Contractors and Employees

If someone is engaged on a “labour only”

contract and are paid to deliver a service rather than a result, then that person, who may be called a contractor, will be regarded by the law generally, and the ATO particularly, as an employee.

As such that person will be entitled to the provision of superannuation contributions, and to be covered by Work Cover Insurance.

“Labour only” generally means that more than 50% of the fee can be attributed to the provision of labour.

The ATO website has a flowchart that can be used as a decision tree to identify contractors from employees, but the main distinguishing features are that a contractor (as opposed to an “employee”) may have:

  • considerable capital equipment (audio visual equipment, musical instruments, and computers),
  • their own employees,
  • the ability to subcontract all or part or the work to third parties,
  • the feature of delivering a result, rather than the service that gives rise to the result,
  • their own premises, from where they work,
  • an obligation to make good any defects in their work.

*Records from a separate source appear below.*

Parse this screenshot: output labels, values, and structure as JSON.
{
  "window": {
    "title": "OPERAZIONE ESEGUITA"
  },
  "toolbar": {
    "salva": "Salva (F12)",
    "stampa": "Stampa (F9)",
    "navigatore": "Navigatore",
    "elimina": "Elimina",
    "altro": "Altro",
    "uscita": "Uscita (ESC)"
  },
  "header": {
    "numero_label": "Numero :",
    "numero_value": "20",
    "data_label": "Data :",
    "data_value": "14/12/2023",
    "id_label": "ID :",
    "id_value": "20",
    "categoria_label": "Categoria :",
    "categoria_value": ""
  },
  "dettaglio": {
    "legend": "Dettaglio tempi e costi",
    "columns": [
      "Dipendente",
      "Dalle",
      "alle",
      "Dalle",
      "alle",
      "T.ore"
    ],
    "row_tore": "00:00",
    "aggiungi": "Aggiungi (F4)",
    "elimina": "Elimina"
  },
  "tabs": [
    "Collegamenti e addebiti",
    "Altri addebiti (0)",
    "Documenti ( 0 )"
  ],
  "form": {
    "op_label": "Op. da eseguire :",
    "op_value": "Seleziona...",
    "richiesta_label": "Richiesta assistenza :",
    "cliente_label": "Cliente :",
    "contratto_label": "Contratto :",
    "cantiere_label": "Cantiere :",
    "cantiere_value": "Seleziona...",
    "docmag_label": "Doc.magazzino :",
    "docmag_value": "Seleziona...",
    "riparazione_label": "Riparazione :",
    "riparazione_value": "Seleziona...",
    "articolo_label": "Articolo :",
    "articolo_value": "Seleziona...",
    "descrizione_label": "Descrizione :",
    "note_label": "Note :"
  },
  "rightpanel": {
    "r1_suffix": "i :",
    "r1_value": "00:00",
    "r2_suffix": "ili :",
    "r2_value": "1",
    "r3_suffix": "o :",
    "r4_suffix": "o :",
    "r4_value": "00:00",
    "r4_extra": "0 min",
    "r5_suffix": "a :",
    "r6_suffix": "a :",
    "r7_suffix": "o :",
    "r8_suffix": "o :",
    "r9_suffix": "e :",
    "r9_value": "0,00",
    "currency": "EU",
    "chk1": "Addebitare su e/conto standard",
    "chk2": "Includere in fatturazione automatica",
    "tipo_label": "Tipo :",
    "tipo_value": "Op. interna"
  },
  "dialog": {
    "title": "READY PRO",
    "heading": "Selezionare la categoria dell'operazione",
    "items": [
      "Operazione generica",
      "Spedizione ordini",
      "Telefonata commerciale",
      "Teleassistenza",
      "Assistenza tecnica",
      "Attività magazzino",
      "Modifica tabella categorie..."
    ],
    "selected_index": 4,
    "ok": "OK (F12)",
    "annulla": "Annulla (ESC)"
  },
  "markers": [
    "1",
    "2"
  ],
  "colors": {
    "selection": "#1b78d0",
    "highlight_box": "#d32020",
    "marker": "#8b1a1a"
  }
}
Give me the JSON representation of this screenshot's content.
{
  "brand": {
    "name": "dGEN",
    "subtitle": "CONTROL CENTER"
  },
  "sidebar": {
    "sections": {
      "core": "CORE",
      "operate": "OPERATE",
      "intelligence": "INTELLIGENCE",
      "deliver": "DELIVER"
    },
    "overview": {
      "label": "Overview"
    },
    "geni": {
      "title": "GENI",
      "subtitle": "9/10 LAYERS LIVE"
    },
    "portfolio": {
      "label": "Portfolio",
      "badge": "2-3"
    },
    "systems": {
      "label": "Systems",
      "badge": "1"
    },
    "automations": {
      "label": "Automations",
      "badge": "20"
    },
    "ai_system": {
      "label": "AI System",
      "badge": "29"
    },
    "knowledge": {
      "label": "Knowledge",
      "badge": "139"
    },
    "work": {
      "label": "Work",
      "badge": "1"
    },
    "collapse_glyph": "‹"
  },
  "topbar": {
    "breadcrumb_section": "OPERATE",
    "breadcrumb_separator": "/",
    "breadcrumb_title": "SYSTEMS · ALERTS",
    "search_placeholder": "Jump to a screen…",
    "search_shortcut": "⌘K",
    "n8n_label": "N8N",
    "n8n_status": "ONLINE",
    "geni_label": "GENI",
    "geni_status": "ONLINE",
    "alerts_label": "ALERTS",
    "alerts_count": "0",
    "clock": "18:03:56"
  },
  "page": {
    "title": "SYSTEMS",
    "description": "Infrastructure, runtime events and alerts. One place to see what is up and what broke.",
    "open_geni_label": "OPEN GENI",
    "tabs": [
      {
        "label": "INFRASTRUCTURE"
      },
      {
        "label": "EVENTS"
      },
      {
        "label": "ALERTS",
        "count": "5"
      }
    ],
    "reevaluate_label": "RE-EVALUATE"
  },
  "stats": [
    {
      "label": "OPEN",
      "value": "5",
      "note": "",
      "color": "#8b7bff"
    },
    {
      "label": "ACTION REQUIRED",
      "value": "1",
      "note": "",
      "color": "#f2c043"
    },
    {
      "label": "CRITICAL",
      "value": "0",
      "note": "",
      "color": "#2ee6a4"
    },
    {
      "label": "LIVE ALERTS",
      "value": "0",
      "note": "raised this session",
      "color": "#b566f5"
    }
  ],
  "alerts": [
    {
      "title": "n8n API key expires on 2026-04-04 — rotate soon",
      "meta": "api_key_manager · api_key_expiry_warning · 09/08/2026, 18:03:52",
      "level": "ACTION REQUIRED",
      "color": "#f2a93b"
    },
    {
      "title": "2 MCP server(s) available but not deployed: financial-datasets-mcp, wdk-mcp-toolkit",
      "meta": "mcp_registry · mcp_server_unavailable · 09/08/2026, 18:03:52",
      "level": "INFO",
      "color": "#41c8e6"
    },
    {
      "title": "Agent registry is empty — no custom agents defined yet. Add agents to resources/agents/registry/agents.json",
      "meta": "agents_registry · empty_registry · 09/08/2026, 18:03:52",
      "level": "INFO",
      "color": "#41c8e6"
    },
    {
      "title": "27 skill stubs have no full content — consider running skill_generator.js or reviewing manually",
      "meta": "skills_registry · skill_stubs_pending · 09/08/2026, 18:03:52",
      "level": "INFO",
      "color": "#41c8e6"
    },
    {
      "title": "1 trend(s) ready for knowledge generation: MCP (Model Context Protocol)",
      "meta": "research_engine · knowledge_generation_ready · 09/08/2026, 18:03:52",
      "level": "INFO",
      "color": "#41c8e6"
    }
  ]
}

The danger is regarding someone as a contractor when they are, in fact, an “employee” is that the employer may be required to back pay superannuation (with costs, and is not tax deductible), and may be personally liable for any costs associated with work related injuries that would otherwise have been covered by Work Cover. For the “contractor” the danger is that they will be claiming tax deductions for, say, their car, when the car is used substantially to travel to and from the “employers” premises, and which is not tax deductible.